Defamation laws are also called slander laws or libel laws. They fall under tort law.

Defamation laws or slander and libel laws vary by state. But, generally, to be the legal definition of slander or libel, someone must maliciously or negligently make a negative false statement of fact about a person to a third party that causes harm to the person.

Harm related to the workplace and employment includes causing coworkers not to associate with an employee or causing a former employee to lose a job opportunity.

However, harm doesn't have to actually occur if a false statement of fact is so defamatory in and of itself, that it can't be taken any other way.

In legalese, such statements are called defamation per se. Examples related to the workplace and employment are false accusations of serious criminal misbehavior or sexual misconduct.

Other laws that come into play, are those enacted by many states that allow employers to speak candidly about former employees during employment background checks with immunity from defamation lawsuits.

Generally, if an employer responsibly tells only the employment-related truth about a former employee within the confines of state law, these days it's not likely to be defamation. The truth is an employer's best defense in a defamation lawsuit.

In many states, former employers are protected from liability for disclosing truthful information about job performance and reasons for termination. For example, if a supervisor truthfully tells a background-check agency that she fired the former employee in question for poor job performance, that's not likely to be defamation, especially if the supervisor has witnesses or documentation to back up her claim.

But, if the supervisor in this example maliciously lies about firing the former employee for stealing from the company, that's an intentionally harmful false statement of fact that's likely to amount to defamation.

The malicious act of firing an employee under the guise of a false statement of fact (such as for retaliatory reasons) can be harmful enough to be defamation per se, before the false statement has been communicated to a third party.

But, again, defamation laws vary by state, as do court precedents.

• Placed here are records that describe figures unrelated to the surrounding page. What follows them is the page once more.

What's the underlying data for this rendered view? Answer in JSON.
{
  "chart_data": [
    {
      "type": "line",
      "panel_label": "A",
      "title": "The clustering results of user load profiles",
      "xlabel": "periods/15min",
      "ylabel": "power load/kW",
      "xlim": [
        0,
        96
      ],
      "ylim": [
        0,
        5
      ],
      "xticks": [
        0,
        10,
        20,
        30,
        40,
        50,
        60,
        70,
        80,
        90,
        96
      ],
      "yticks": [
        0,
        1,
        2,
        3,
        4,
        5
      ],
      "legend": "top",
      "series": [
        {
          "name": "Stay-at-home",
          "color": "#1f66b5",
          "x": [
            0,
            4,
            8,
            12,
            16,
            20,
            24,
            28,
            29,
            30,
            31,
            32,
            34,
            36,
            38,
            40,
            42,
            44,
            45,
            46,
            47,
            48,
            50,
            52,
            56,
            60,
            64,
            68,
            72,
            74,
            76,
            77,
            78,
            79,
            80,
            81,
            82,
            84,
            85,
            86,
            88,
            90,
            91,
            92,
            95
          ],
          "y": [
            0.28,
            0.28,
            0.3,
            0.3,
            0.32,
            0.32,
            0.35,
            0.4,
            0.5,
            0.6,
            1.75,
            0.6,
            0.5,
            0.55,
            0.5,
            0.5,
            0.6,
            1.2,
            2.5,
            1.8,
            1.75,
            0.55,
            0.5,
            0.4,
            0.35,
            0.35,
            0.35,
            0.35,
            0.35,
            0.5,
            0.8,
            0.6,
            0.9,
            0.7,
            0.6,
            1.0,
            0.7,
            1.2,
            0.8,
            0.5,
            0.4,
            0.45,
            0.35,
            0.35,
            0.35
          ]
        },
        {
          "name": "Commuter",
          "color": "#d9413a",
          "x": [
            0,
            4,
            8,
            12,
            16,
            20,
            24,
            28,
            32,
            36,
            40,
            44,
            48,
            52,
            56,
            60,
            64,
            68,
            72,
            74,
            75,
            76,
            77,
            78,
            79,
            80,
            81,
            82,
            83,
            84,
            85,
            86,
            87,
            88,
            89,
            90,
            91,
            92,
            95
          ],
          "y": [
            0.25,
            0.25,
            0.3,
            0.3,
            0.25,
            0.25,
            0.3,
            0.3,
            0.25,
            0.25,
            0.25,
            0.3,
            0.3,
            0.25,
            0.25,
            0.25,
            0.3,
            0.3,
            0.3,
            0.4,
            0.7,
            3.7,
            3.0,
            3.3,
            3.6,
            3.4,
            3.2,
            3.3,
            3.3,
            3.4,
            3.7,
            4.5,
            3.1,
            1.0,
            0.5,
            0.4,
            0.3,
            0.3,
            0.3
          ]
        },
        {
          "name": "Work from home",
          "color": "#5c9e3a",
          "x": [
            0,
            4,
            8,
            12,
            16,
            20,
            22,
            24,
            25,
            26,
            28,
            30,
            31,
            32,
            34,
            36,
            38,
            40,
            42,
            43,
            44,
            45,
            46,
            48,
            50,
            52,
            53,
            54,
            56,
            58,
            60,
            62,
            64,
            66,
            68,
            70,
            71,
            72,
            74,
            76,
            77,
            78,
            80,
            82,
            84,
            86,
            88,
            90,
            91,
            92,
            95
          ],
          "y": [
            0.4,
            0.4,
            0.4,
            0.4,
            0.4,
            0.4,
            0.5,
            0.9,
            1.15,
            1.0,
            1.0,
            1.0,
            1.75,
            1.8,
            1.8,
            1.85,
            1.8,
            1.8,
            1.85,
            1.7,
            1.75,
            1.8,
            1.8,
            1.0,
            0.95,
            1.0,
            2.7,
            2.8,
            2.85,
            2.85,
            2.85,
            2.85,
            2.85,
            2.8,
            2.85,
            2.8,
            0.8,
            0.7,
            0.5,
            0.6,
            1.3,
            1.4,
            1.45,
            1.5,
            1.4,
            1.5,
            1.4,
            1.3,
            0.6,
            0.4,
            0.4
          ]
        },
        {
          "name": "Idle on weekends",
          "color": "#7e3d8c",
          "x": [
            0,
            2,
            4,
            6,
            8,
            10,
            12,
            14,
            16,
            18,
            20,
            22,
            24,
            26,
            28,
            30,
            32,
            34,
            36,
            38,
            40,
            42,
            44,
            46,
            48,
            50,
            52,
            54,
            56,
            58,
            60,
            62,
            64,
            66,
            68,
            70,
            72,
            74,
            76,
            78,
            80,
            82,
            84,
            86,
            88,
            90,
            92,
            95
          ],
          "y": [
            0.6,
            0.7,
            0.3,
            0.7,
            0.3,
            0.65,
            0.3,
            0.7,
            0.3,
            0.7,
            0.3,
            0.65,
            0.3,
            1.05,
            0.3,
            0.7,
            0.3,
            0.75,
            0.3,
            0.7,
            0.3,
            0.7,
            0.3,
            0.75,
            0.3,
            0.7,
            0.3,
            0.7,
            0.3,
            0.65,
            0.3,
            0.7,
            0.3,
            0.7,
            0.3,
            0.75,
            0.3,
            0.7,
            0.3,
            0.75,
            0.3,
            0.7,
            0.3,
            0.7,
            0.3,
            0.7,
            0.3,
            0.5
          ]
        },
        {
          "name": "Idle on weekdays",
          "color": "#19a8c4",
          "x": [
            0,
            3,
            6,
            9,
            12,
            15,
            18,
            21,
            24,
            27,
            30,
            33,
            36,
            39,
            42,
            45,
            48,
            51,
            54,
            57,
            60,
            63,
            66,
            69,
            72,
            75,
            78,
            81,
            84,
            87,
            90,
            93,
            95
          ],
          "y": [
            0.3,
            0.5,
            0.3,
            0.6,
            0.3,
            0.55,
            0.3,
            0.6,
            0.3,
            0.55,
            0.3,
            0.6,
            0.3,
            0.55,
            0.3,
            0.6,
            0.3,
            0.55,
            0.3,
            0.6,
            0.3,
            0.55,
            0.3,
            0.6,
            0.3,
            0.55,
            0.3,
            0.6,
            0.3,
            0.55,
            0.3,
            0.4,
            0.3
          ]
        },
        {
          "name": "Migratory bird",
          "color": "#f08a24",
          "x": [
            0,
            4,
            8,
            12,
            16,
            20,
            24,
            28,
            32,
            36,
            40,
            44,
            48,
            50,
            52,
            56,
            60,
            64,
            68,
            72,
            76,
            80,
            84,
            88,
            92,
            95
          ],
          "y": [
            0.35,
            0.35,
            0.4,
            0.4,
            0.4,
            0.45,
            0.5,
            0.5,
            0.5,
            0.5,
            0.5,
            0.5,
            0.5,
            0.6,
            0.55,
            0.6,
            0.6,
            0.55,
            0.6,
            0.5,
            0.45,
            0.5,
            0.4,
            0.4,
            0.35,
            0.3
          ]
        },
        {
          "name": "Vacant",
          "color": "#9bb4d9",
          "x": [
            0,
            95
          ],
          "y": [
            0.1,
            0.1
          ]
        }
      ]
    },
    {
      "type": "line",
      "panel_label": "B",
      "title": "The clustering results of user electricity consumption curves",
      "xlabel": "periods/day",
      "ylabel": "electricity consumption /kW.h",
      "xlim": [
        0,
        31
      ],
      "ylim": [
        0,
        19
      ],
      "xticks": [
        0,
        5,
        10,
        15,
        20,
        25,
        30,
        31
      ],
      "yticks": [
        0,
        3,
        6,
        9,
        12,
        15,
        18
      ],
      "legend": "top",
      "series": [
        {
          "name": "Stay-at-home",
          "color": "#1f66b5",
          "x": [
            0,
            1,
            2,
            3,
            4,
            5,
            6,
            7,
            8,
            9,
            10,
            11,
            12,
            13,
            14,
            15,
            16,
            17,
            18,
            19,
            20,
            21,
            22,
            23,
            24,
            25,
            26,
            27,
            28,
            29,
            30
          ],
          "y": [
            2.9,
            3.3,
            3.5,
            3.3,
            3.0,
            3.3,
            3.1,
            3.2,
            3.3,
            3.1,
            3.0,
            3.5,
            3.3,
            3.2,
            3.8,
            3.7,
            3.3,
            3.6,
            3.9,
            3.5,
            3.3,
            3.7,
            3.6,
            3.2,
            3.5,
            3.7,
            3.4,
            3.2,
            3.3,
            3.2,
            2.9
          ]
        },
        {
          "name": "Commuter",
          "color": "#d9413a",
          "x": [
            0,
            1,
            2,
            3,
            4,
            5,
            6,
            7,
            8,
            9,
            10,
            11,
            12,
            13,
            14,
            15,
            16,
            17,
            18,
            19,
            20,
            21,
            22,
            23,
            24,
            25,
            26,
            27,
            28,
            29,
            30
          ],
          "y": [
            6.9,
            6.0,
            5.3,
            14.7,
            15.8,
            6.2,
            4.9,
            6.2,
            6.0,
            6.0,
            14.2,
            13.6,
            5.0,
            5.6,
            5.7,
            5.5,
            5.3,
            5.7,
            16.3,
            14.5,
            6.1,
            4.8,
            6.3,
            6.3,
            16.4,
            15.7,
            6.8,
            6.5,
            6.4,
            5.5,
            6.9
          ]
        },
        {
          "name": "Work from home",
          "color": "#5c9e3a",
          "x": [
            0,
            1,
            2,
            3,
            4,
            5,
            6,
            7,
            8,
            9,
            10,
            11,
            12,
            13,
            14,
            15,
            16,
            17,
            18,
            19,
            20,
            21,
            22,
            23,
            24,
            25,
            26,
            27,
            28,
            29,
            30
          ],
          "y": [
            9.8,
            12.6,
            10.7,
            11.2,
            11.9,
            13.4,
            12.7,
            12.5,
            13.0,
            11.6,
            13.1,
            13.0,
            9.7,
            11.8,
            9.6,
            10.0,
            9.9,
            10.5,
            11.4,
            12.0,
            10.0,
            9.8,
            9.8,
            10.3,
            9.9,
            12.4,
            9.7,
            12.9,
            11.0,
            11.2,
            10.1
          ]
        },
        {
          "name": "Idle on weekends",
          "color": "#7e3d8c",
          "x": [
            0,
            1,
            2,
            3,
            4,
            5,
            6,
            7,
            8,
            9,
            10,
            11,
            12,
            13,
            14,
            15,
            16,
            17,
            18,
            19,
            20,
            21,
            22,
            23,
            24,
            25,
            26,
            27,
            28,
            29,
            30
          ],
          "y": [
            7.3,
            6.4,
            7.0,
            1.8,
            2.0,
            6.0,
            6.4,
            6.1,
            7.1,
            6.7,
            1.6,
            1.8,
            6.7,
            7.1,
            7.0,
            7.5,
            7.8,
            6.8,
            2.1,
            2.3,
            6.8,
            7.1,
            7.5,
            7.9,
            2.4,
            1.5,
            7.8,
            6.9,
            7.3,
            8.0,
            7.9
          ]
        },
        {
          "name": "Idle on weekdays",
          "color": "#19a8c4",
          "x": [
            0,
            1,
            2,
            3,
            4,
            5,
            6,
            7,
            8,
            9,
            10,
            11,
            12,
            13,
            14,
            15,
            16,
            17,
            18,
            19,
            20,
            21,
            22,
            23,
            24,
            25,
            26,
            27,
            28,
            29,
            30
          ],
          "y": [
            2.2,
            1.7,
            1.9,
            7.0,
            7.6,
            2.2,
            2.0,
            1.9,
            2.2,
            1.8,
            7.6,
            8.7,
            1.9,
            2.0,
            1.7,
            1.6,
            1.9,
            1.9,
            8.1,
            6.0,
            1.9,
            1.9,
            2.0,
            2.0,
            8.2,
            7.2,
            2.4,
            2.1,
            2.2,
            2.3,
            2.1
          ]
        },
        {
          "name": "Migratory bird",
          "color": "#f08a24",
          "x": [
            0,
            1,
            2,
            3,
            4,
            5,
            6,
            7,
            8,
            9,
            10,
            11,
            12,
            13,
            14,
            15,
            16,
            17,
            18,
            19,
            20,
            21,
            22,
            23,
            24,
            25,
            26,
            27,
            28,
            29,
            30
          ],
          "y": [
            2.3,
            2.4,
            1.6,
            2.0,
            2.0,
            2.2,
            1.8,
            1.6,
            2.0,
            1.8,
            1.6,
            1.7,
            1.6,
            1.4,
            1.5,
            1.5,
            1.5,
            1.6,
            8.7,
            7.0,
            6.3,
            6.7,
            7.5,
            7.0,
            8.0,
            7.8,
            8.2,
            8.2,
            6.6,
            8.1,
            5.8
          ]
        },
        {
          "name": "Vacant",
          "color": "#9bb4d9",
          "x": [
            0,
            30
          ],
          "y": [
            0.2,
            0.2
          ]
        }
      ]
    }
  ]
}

Subsequently, it'll take investigation by a lawyer who specializes in the defamation laws of your state, to determine whether or not a statement or act warrants a defamation lawsuit worth pursuing.

If, instead of filing a defamation lawsuit, you simply want your defamer to stop defaming you (such as during background checks), consider asking a lawyer to write a cease-and-desist letter demanding that your defamer immediately stop or else suffer the legal consequences.

A cease-and-desist letter (C & D letter) is often enough to stop a defamer in his or her tracks (at least one who is not criminally insane), as it's a valid legal instrument against libel or slander that may be used as evidence in court. In fact, should you end up suing your defamer, you might have a stronger court case if you first sent a C & D letter to him or her. Consult a lawyer about that.